Moreover, the company had planned to develop the oleochemical industry, which would use palm oil for various products instead of only frying oil. This would increase the value of palm oil and be in line with ESG principles.

“I hope the prime minister will allow further execution of the plan as the Cabinet has approved the proposal before, so the project will be completed in 10-15 years. This project will pass the business over to the next generation to operate in line with ESG,” Prachai said.

Previous experience has taught him how to prepare his body and mind. “The mind must be made strong first by meditation, because who reaches dharma will think quickly.” To be physically fit, he exercises by walking regularly and having a balanced diet.

“I will not suffer from Covid-19 because I have already prepared Bio Knox medicine and have wrapped up my work,” he believes.

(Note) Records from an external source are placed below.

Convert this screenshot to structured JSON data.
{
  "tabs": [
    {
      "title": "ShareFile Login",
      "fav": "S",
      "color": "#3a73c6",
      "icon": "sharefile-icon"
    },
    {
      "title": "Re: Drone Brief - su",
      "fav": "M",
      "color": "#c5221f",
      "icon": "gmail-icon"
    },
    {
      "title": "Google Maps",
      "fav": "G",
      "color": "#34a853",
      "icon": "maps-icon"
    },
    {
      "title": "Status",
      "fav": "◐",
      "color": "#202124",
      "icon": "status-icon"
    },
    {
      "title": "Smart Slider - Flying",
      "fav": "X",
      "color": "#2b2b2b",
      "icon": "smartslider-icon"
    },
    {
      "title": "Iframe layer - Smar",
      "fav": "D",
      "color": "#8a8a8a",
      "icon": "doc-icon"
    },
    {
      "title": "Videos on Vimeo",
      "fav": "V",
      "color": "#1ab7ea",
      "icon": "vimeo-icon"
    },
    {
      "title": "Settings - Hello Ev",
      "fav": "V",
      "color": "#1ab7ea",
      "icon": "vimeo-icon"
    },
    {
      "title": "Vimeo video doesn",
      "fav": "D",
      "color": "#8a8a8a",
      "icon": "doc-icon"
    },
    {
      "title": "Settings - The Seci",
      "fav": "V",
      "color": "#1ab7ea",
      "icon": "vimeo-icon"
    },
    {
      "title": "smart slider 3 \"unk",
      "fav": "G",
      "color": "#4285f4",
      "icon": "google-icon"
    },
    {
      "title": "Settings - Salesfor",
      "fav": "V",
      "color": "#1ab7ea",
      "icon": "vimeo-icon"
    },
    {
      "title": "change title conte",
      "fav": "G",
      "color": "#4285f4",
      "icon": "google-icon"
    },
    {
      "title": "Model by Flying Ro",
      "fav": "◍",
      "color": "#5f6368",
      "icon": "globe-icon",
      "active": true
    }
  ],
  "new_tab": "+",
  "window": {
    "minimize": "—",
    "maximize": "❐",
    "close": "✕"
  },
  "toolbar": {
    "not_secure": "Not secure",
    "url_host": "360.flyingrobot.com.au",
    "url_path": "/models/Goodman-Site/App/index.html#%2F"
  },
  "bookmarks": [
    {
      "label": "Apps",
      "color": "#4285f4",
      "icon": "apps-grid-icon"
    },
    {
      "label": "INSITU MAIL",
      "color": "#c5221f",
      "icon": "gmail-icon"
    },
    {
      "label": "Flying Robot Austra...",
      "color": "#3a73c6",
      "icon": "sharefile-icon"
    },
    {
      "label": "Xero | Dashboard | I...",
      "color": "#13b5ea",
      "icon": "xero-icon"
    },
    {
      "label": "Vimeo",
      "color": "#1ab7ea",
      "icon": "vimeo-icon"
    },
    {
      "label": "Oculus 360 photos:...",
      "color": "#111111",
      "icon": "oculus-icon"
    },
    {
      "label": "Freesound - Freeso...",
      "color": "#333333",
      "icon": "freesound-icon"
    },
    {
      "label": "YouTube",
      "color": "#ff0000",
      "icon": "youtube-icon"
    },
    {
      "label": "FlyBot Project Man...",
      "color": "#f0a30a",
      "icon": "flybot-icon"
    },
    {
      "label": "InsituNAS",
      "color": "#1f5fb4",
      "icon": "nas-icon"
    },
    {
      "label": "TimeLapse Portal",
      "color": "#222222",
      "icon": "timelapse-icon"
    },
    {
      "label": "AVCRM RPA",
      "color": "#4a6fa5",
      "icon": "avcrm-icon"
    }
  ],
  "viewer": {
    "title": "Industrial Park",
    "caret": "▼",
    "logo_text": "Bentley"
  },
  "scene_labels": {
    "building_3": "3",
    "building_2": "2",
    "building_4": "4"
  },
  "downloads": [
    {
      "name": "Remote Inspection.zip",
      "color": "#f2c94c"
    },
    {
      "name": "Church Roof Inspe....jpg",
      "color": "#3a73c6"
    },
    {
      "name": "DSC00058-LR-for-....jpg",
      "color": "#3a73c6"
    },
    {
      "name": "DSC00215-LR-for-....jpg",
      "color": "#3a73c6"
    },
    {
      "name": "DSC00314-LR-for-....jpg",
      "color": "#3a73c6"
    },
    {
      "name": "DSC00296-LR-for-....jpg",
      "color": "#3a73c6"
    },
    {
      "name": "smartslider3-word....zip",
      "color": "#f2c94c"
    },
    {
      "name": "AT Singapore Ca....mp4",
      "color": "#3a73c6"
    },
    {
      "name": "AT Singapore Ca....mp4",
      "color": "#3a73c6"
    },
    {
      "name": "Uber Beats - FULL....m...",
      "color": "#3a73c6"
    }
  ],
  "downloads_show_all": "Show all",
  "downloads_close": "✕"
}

“As for advice for the business sector, I would say that if you have THB1 million in property, you must also have THB1 million in cash. You should have at least 50 per cent of property in cash so you do not have to take a loan from banks.”

He compared the Covid-19 crisis with the Tom Yam Kung crisis, which hit even the rich. However, the baht had weakened, leading to an increase in exports of agricultural products. About 70 per cent of the population was not affected by the Tom Yam Kung crisis. However, during the Covid-19 crisis, the rich have largely not been affected, but less well-off people have been impacted by the lockdown measures, leading to unemployment and forcing them to use up all or most of their savings.

Now, an easing of lockdowns is helping people go back to working normally, while organisations need to strictly abide by health measures to remain open and move forward.